In two other reported cases where children (each weighing approximately 10 kg) accidentally, acutely ingested approximately 120 mg/kg, there were no signs of acute intoxication or late sequelae. Blood level in one child 90 minutes after ingestion was 700 μg/mL — about 10 times the peak levels seen in absorption-excretion studies.
A 19-year old male who had taken 8,000 mg of ibuprofen over a period of a few hours complained of dizziness, and nystagmus was noted. After hospitalization, parenteral hydration and three days bed rest, he recovered with no reported sequelae.

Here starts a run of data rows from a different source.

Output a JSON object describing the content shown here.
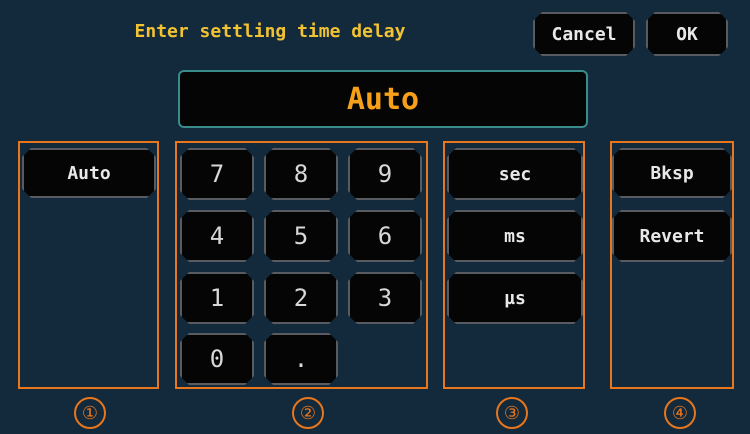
{
  "header": {
    "title": "Enter settling time delay",
    "cancel_label": "Cancel",
    "ok_label": "OK"
  },
  "display": {
    "value": "Auto"
  },
  "group1": {
    "auto_label": "Auto",
    "marker": "①"
  },
  "keypad": {
    "keys": [
      "7",
      "8",
      "9",
      "4",
      "5",
      "6",
      "1",
      "2",
      "3",
      "0",
      "."
    ],
    "marker": "②"
  },
  "units": {
    "sec": "sec",
    "ms": "ms",
    "us": "µs",
    "marker": "③"
  },
  "edit": {
    "bksp": "Bksp",
    "revert": "Revert",
    "marker": "④"
  },
  "colors": {
    "background": "#132a3d",
    "title": "#f1c232",
    "display_text": "#f6a01a",
    "group_border": "#e8761c",
    "display_border": "#3a8c8c"
  }
}
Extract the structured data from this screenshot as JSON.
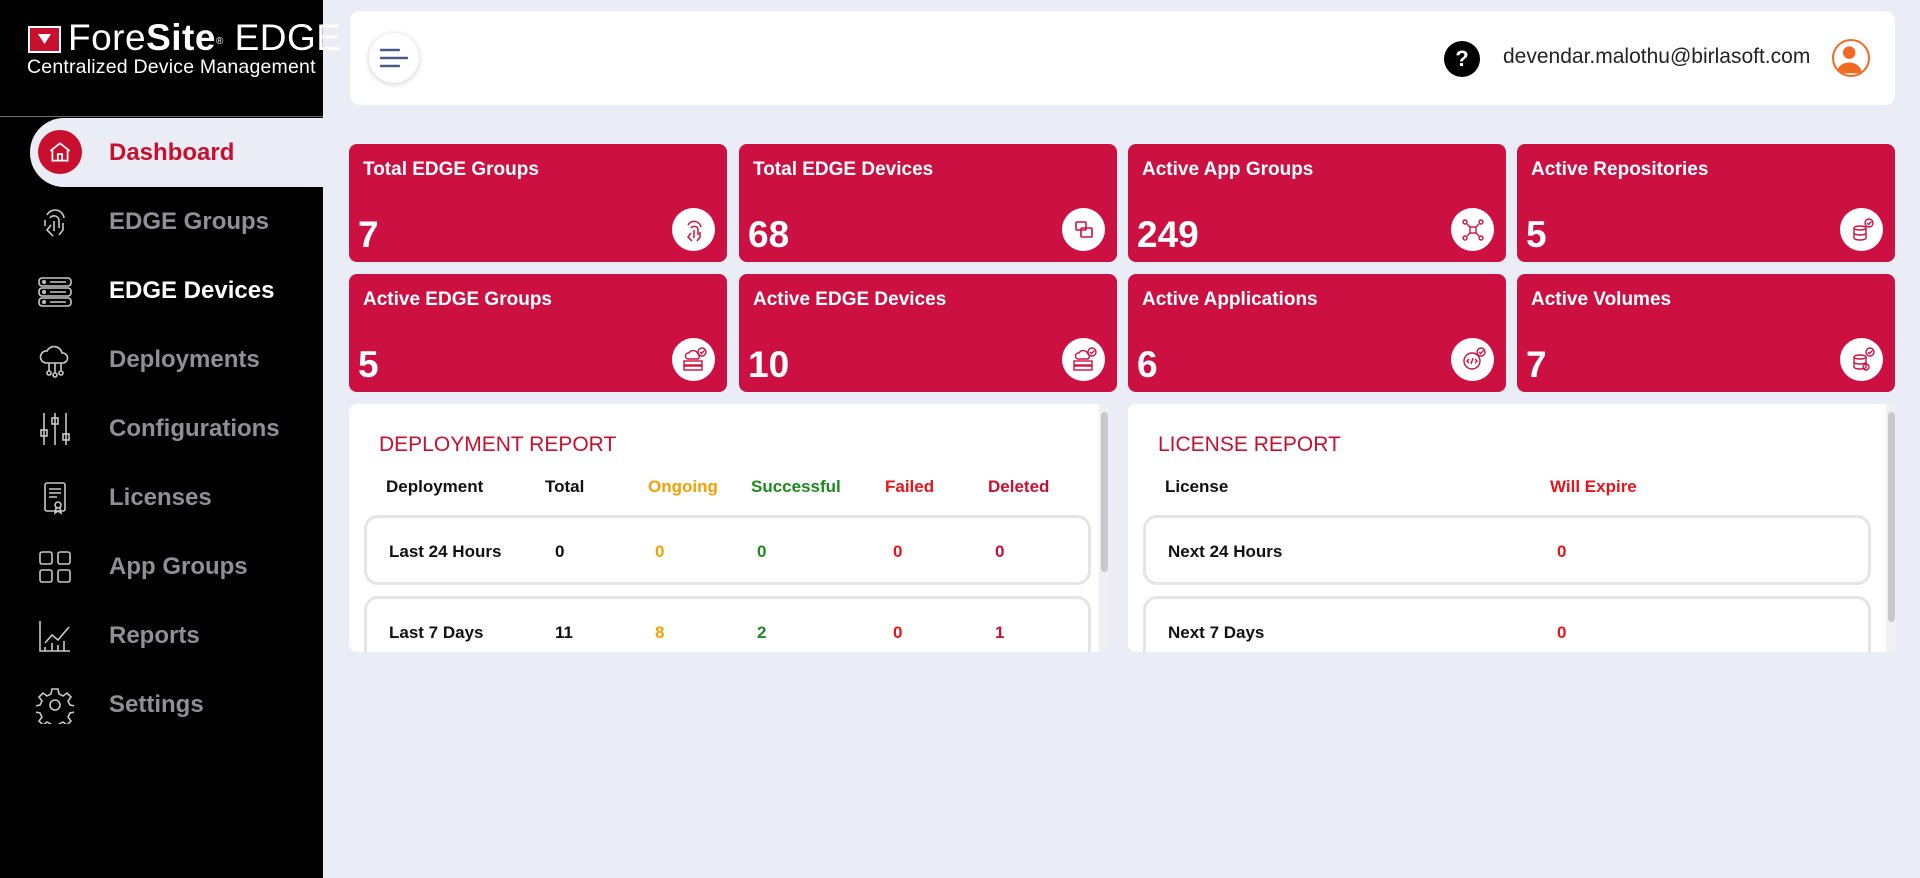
{
  "brand": {
    "name_prefix": "Fore",
    "name_bold": "Site",
    "name_reg": "®",
    "name_suffix": " EDGE",
    "tagline": "Centralized Device Management"
  },
  "sidebar": {
    "items": [
      {
        "label": "Dashboard",
        "icon": "home-icon",
        "state": "active"
      },
      {
        "label": "EDGE Groups",
        "icon": "fingerprint-icon",
        "state": "normal"
      },
      {
        "label": "EDGE Devices",
        "icon": "server-icon",
        "state": "highlighted"
      },
      {
        "label": "Deployments",
        "icon": "cloud-network-icon",
        "state": "normal"
      },
      {
        "label": "Configurations",
        "icon": "sliders-icon",
        "state": "normal"
      },
      {
        "label": "Licenses",
        "icon": "certificate-icon",
        "state": "normal"
      },
      {
        "label": "App Groups",
        "icon": "grid-icon",
        "state": "normal"
      },
      {
        "label": "Reports",
        "icon": "chart-icon",
        "state": "normal"
      },
      {
        "label": "Settings",
        "icon": "gear-icon",
        "state": "normal"
      }
    ]
  },
  "header": {
    "help_label": "?",
    "user_email": "devendar.malothu@birlasoft.com"
  },
  "cards": [
    {
      "title": "Total EDGE Groups",
      "value": "7",
      "icon": "fingerprint-icon"
    },
    {
      "title": "Total EDGE Devices",
      "value": "68",
      "icon": "devices-icon"
    },
    {
      "title": "Active App Groups",
      "value": "249",
      "icon": "network-icon"
    },
    {
      "title": "Active Repositories",
      "value": "5",
      "icon": "database-check-icon"
    },
    {
      "title": "Active EDGE Groups",
      "value": "5",
      "icon": "cloud-server-check-icon"
    },
    {
      "title": "Active EDGE Devices",
      "value": "10",
      "icon": "cloud-server-check-icon"
    },
    {
      "title": "Active Applications",
      "value": "6",
      "icon": "code-gear-icon"
    },
    {
      "title": "Active Volumes",
      "value": "7",
      "icon": "database-gear-icon"
    }
  ],
  "deployment_report": {
    "title": "DEPLOYMENT REPORT",
    "headers": [
      "Deployment",
      "Total",
      "Ongoing",
      "Successful",
      "Failed",
      "Deleted"
    ],
    "rows": [
      [
        "Last 24 Hours",
        "0",
        "0",
        "0",
        "0",
        "0"
      ],
      [
        "Last 7 Days",
        "11",
        "8",
        "2",
        "0",
        "1"
      ]
    ]
  },
  "license_report": {
    "title": "LICENSE REPORT",
    "headers": [
      "License",
      "Will Expire"
    ],
    "rows": [
      [
        "Next 24 Hours",
        "0"
      ],
      [
        "Next 7 Days",
        "0"
      ]
    ]
  },
  "colors": {
    "brand_red": "#c8102e",
    "card_red": "#cc1142",
    "ongoing": "#f5a000",
    "successful": "#1e8a1e",
    "failed": "#e8141b"
  }
}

In cases of acute overdosage, the stomach should be emptied by vomiting or lavage, though little drug will likely be recovered if more than an hour has elapsed since ingestion. Because the drug is acidic and is excreted in the urine, it is theoretically beneficial to administer alkali and induce diuresis. In addition to supportive measures, the use of oral activated charcoal may help to reduce the absorption and reabsorption of ibuprofen tablets.
Carefully consider the potential benefits and risks of ibuprofen tablets and other treatment options before deciding to use ibuprofen tablets. Use the lowest effective dose for the shortest duration consistent with individual patient treatment goals (see WARNINGS).
After observing the response to initial therapy with ibuprofen tablets, the dose and frequency should be adjusted to suit an individual patient’s needs.
Do not exceed 3200 mg total daily dose. If gastrointestinal complaints occur, administer ibuprofen tablets with meals or milk.
Rheumatoid arthritis and osteoarthritis, including flare-ups of chronic disease
Suggested Dosage: 1200 mg-3200 mg daily (300 mg qid; 400 mg, 600 mg or 800 mg tid or qid). Individual patients may show a better response to 3200 mg daily, as compared with 2400 mg, although in well-controlled clinical trials patients on 3200 mg did not show a better mean response in terms of efficacy. Therefore, when treating patients with 3200 mg/day, the physician should observe sufficient increased clinical benefits to offset potential increased risk.
The dose should be tailored to each patient, and may be lowered or raised depending on the severity of symptoms either at time of initiating drug therapy or as the patient responds or fails to respond.
In general, patients with rheumatoid arthritis seem to require higher doses of ibuprofen tablets than do patients with osteoarthritis.
The smallest dose of ibuprofen tablets that yields acceptable control should be employed. A linear blood level dose-response relationship exists with single doses up to 800 mg (See CLINICAL PHARMACOLOGY for effects of food on rate of absorption).
The availability of four tablet strengths facilitates dosage adjustment.
In chronic conditions , a therapeutic response to therapy with ibuprofen tablets is sometimes seen in a few days to a week but most often is observed by two weeks. After a satisfactory response has been achieved, the patient’s dose should be reviewed and adjusted as required.
Mild to moderate pain: 400 mg every 4 to 6 hours as necessary for relief of pain.
In controlled analgesic clinical trials, doses of ibuprofen tablets greater than 400 mg were no more effective than the 400 mg dose.
For the treatment of dysmenorrhea, beginning with the earliest onset of such pain, ibuprofen tablets should be given in a dose of 400 mg every 4 hours as necessary for the relief of pain.